平凡な私の獣騎士団もふもふライフ3
その後に、ベルベネット子爵別邸へ知らせが向かわせられたようだ。

そうリズたちが理解していると、男が小さく頷いた。頭が痛くなったのか、顔を顰めて手をあてつつ言葉を続ける。

「でも、子供が来たのは〝そのあと〟だった」

「あと? 一緒に荷馬車を襲ったわけではないのか?」

「ああ、先に飛びこんできたのは恐ろしい獣の方だった。俺が倒れ込んで呻いていると、何やら叫びながら子供が山を駆け降りてきたんだ」

とすると、少年の指示ではなかったということだろうか?

リズは、コーマックと目を合わせた。ベルベネット子爵も、顎に手をやって興味深そうな顔で聞きに徹している。

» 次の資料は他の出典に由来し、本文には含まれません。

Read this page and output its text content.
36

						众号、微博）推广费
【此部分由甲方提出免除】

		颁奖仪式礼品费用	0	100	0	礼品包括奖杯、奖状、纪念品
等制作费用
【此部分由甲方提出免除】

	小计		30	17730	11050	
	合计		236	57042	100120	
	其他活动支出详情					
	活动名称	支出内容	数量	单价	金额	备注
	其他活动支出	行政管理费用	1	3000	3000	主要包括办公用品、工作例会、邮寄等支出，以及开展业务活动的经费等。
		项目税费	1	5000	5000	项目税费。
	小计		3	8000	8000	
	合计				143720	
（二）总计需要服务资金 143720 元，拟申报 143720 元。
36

ジェドが辛抱強く見据えていると、男が頭から手を離しながら言う。

「何か獣に言っていたが、うまくは聞きとなかった」

「その子供の特徴は言えるか?」

「よく見えたよ。獣の方は倒れた荷馬車で隠れていたが、十四歳から十五歳くらいの細い男の子だった。ざっくばらんの灰色の髪で、あんたみたいに綺麗な顔立ちをしていた」

その特徴を聞いて、リズはふと先日見掛けた少年のことが脳裏を過ぎった。

まさか、あの子? いや、でもそんな偶然あるはずが――。

「獣が出たぞっ!」

不意に悲鳴が上がって、リズの思案は霧散する。